Those of you who have followed my blog over the years – yes, all seven of you – no doubt are aware of my utter contempt for Ted Turner’s love child to the cable industry. Next to Fox News, I can’t think of any other network that has been so utterly disappointing and unworthy of even being called a news outlet. I once referred to CNN as the place where news goes to die. For the most part I have seen nothing that would change my overall opinion.
That is until quite recently. Not that long ago, while standing in line at a local bagel shop, I happened to look up at the flat-panel TV, which on this particular Sunday morning was tuned into CNN. It was a round-panel discussion of various guests, some conservative, some liberal (you know the usual Meet the Press and Face the Nation entourage where everybody has their two to three minutes and the “moderator” pretends to be “fair and balanced”). I don’t remember what the particular discussion was about – it does tend to get quite loud in a bagel store at 10:00 A.M. – but I was intrigued enough to tune in when I returned home.
It was then that I noticed something rather unusual and, sadly, unique. Far from just asking the typical pointless questions, the moderator, Fareed Zakaria, was attempting to get a dialogue of ideas flowing between the guests. While the discussion was passionate, it never devolved into what passes for the typical “I’m right, you’re wrong” diatribe. And that’s because Zakaria never allowed it to devolve. Whenever the train seemed on the verge of jumping the tracks he would step in and steer it back on course like a good moderator is supposed to do – hello, David Gregory.
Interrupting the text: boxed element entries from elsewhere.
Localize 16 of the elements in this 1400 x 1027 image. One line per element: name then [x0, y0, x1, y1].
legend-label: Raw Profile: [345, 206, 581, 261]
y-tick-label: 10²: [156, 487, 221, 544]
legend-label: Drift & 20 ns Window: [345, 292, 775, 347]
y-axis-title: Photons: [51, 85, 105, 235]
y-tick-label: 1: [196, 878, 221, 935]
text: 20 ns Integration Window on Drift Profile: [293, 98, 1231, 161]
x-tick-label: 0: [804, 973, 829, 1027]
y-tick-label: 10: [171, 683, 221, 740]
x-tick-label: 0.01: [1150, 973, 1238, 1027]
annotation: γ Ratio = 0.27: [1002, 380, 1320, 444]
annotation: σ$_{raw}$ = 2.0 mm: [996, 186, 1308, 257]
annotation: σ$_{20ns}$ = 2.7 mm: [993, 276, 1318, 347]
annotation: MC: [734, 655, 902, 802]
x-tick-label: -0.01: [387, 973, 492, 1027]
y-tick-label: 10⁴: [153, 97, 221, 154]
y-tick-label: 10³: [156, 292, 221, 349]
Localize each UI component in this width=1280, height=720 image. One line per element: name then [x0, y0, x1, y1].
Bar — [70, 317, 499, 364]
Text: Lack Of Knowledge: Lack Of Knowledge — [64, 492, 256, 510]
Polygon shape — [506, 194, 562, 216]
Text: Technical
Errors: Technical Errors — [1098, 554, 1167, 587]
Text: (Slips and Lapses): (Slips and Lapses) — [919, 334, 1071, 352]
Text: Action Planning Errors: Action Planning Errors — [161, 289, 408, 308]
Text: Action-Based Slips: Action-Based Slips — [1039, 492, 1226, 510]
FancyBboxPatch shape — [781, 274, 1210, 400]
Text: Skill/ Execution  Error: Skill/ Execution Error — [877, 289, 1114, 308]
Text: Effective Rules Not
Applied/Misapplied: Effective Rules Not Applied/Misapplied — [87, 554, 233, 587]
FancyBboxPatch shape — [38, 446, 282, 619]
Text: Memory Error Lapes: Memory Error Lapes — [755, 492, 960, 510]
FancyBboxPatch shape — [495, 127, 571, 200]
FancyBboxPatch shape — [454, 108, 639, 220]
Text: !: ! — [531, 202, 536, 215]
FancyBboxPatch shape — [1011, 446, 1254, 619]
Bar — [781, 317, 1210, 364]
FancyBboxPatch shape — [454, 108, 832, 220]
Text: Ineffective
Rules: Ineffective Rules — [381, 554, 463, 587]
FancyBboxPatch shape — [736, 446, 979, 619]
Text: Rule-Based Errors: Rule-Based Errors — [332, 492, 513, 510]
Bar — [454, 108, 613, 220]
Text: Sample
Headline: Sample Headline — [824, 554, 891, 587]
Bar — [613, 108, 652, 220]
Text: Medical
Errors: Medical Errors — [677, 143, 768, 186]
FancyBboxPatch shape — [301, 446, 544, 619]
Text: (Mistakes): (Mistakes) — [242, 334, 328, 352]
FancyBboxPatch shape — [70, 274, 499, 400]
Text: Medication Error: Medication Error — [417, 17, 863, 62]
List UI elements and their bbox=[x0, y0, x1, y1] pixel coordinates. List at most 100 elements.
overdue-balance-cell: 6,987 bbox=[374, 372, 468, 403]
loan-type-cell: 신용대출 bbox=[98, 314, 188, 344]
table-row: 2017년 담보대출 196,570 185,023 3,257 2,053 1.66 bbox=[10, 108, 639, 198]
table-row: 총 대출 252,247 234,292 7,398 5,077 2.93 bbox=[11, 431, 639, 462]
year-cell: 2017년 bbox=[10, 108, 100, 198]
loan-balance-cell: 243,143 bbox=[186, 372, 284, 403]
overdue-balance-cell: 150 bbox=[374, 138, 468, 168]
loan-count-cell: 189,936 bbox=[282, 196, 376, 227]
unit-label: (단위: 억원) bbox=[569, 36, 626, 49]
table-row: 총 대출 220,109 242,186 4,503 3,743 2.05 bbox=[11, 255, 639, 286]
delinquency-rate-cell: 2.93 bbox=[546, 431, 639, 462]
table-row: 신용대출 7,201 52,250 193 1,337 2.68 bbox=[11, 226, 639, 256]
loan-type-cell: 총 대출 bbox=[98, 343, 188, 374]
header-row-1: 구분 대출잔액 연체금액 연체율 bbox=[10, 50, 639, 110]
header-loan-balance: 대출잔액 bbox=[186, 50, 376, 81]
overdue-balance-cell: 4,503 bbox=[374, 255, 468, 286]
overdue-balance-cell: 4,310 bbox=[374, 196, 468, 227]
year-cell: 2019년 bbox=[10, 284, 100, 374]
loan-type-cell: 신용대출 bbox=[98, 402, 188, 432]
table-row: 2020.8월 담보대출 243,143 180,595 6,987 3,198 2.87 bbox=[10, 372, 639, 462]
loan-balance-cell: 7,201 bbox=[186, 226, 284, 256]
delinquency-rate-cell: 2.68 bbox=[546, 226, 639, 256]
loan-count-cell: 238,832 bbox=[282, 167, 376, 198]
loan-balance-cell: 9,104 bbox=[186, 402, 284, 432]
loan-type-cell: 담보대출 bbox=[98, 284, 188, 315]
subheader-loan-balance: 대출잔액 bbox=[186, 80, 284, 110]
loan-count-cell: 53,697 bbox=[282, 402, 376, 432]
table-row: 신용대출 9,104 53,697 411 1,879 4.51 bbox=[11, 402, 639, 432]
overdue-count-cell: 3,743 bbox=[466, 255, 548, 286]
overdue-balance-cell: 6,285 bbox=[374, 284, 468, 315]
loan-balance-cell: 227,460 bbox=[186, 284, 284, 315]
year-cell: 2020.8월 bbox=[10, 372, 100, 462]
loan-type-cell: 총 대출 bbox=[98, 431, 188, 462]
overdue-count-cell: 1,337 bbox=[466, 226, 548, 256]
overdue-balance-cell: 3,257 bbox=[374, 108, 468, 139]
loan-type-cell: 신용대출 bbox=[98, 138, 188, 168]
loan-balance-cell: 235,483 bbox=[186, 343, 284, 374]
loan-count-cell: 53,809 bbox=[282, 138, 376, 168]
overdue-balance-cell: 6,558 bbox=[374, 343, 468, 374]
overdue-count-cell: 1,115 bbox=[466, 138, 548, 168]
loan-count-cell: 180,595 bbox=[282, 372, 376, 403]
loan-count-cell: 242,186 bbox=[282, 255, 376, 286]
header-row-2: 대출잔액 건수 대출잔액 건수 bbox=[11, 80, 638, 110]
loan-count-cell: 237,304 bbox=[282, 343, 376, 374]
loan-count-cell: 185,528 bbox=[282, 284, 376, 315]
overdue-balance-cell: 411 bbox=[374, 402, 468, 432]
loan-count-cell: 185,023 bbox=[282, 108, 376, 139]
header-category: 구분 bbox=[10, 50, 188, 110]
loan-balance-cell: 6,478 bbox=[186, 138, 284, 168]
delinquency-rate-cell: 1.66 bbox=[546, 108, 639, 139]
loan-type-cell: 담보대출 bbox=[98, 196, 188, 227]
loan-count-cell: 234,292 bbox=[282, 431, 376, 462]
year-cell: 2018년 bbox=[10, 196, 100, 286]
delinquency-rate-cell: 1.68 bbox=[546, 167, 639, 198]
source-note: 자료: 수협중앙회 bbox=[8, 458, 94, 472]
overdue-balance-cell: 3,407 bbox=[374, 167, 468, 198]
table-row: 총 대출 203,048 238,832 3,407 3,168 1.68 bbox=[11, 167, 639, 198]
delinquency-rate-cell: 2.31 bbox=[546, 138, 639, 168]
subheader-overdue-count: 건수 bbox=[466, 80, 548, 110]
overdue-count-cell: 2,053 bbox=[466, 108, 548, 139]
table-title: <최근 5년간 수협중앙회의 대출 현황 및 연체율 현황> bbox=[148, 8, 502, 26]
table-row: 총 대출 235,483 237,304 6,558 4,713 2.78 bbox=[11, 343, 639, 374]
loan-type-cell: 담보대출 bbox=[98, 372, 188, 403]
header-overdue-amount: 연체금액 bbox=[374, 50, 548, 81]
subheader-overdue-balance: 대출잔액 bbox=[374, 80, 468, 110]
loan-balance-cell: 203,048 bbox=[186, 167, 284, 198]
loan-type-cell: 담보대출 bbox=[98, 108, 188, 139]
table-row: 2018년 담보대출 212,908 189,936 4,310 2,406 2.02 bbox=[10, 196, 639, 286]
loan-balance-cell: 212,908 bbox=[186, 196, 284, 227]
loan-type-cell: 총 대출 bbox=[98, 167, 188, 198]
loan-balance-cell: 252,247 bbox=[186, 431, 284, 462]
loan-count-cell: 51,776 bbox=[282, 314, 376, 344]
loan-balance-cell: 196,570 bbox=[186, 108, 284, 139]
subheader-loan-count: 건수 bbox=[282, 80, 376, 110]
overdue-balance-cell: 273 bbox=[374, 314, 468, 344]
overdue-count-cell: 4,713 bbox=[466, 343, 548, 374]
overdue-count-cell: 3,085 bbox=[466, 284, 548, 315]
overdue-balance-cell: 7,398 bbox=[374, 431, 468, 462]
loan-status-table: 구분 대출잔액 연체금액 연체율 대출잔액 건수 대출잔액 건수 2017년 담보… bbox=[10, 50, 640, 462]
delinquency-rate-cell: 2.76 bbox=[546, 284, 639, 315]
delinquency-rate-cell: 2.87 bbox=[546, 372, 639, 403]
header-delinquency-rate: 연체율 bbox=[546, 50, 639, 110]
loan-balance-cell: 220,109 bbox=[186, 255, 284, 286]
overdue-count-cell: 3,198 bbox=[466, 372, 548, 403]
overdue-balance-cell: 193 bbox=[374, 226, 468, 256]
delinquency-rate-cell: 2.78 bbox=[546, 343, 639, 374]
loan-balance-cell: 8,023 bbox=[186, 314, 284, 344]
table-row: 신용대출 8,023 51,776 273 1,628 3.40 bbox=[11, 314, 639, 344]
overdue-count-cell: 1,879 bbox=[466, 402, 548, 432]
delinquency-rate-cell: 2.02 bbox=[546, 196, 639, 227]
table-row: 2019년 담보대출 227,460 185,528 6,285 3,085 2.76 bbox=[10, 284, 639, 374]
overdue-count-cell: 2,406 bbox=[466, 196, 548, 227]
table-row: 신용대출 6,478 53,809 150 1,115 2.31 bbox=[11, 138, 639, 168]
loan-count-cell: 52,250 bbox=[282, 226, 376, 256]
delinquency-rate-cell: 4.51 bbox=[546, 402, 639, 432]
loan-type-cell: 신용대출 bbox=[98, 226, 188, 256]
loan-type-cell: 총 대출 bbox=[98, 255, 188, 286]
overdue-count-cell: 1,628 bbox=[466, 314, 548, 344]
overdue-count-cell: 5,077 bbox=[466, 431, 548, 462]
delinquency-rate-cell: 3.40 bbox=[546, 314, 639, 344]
But the best part of his hour show – GPS – ironically comes after the panel discussion. That’s when Zakaria interviews a guest at great length about important topics of the day. His questions are intelligent, well thought out and allow the guest an opportunity to present a coherent, cogent argument. Unlike the other Sunday-morning hosts, Zakaria eschews political candidates and pundits. Instead he opts for a more diverse and broader assortment of guests, from heads of state like China’s Premier Wen Jiabao, British Prime Minister David Cameron and Israeli President Shimon Peres to heads of corporations like George Soros, Jamie Dimon and Lloyd Blankfein. The result is a truly dynamic, stimulating half hour in which the viewer is left more informed about a subject after the program than before.
That’s because Fareed Zakaria is an actual journalist. He is both editor-at-large and a columnist for Time magazine, as well as The Washington Post. As recently as 2010, he was a columnist for Newsweek and editor of its international division. He is no stranger to the field, even if, after all these years, he is still not a household name.
In all the time I have watched Meet the Press or Face the Nation, not once have I ever felt as though I learned something new. And that’s because the modus operandi of these shows is not – contrary to their stated purpose – to inform their viewers but to reinforce narratives of right / left to perpetuate a sense of fair play. In other words there is no right or wrong; there’s just opinion / conjecture. I can hear Edward R. Murrow screaming from the grave, “Pinch me, I must be dreaming.” When there is no absolute right or wrong, when the only thing left is an opinion, there is no journalism taking place. What you’re left with is an hour-long infomercial. This, sadly, is the state of cable and network news today. It’s all about titillating certain demographics that need their allotment of fresh meat to chew on.
And that’s what makes Fareed Zakaria’s GPS program so special. It avoids that pitfall and instead looks to generate an exchange of real ideas; ideas that can challenge accepted norms and maybe even reach new conclusions, and, above all else, educate the viewer. Next to watching the News Hour on PBS, I can think of no other news program that both informs and entertains at the same time. Over the last few weeks, it has become the best part of my Sunday morning. The other aforementioned “news” programs pale in comparison.
CNN has captured lightning in a bottle here, albeit quite by accident. The hope is that they don’t screw it up like everything else they touch. Given what passes for news journalism these days, Fareed Zakaria is the perfect tonic for an ailing profession. Not since the days of Huntley and Brinkley has a news program ventured out of the comfort zone of an industry that professes to want integrity, yet more often than not opts for ratings.
Back in the 1960s the networks knew their news divisions were loss leaders. They viewed it as their solemn duty to keep those divisions separate from the rest of the network as a public trust to the nation. Nowadays, the networks are owned by entertainment companies whose only goal is profit, pure and simple. The problem is they want their cake and eat it too. It’s clear that in a medium that bows to shows like American Idol and Celebrity Apprentice, substance is a quality in short supply.
Only time will tell if CNN will succumb to the above tenet and pull GPS off the air for a more “entertaining” and predictably lame show. History clearly suggests this will be the case. For now, I intend on enjoying the moment while it lasts.